Analistas, politólogos y opinadores responden a estas preguntas censurando el mal planteamiento de campaña y la equivocada estrategia de explicación de propuestas que han diseñado los partidos de izquierda. Por contra, elogian en la derecha su dominio de las técnicas de marketing político, que se ha impuesto con claridad a la realidad de los hechos, esa cruda realidad que no ha sabido revelar la izquierda. Estos argumentos me parecen razonables, desde luego, pero los considero insuficientes: ¿Qué pasa con los y las protagonistas del proceso?, ¿en qué lugar situamos a los votantes?

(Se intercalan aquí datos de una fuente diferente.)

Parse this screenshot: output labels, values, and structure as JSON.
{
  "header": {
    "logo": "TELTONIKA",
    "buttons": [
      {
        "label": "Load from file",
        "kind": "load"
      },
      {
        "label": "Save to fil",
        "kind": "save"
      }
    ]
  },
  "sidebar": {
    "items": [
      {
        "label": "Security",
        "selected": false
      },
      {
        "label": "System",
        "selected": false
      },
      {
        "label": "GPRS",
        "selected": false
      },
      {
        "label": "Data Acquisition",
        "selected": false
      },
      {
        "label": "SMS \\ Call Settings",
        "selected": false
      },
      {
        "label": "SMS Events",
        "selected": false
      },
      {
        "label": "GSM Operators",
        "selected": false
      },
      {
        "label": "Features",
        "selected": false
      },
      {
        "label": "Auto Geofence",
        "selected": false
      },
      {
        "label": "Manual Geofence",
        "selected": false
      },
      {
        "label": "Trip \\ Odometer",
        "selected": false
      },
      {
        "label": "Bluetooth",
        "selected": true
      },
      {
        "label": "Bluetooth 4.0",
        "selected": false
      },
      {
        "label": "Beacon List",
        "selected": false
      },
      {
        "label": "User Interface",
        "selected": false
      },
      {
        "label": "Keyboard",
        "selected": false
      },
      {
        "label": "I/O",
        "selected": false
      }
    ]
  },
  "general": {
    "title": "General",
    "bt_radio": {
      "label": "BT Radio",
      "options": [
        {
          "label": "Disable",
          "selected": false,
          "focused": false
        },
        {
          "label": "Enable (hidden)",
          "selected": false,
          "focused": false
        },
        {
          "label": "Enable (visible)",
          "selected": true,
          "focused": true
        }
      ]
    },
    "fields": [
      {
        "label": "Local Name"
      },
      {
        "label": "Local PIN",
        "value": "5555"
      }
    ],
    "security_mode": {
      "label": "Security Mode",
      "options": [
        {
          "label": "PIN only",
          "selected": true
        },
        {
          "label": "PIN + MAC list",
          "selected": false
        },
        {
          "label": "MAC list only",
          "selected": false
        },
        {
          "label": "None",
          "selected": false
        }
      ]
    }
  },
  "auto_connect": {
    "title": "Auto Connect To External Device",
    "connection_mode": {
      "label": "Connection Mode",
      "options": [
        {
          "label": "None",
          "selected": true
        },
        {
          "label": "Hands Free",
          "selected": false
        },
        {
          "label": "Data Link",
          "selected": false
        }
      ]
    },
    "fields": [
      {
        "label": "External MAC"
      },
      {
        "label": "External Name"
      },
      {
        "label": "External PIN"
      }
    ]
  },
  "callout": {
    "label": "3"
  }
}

Suele decirse que quienes votamos no nos equivocamos, no importa por quién lo hagamos. Habitualmente se nos exime de responsabilidad, y, en caso de fracaso electoral, se culpa a los políticos de turno por no haber sabido movilizarnos, ilusionarnos, explicarnos sus propuestas, convencernos. Sin embargo, es mi voto el que decide, y soy yo quien lo emito de forma libre, responsable, razonada y, se supone, que después de analizar las diferentes propuestas que me presentan, y tras haber reflexionado y tenido en cuenta experiencias de gobiernos anteriores. Es mi obligación sospechar de quien renuncia a explicar su programa y prefiere entretenerme con gracietas, chascarrillos y ocurrencias. Soy yo quien debo comparar lo que un candidato o candidata me vende con lo que en realidad demuestra que hace en su día a día de gobierno u oposición. Y, por supuesto, también soy yo quien escucha y lee de manera crítica artículos y opiniones interesadas, dirigidas a orientar el sentido de mi voto. ¿O no es este el proceso que seguimos antes de acercarnos a la urna? Sospecho que, en muchísimas ocasiones, votamos con las tripas y no con la cabeza, en un acto irracional, absurdo, que algunos llaman voto de castigo, y a mí me parece un suicidio; metafóricamente hablando, claro.
Dice Jason Brennan que “la calidad de los políticos refleja la calidad del electorado”, y, aunque su teoría sobre la epistocracia me parece inaceptable, y no la comparto en absoluto, creo que esta afirmación suya bien merece una profunda reflexión.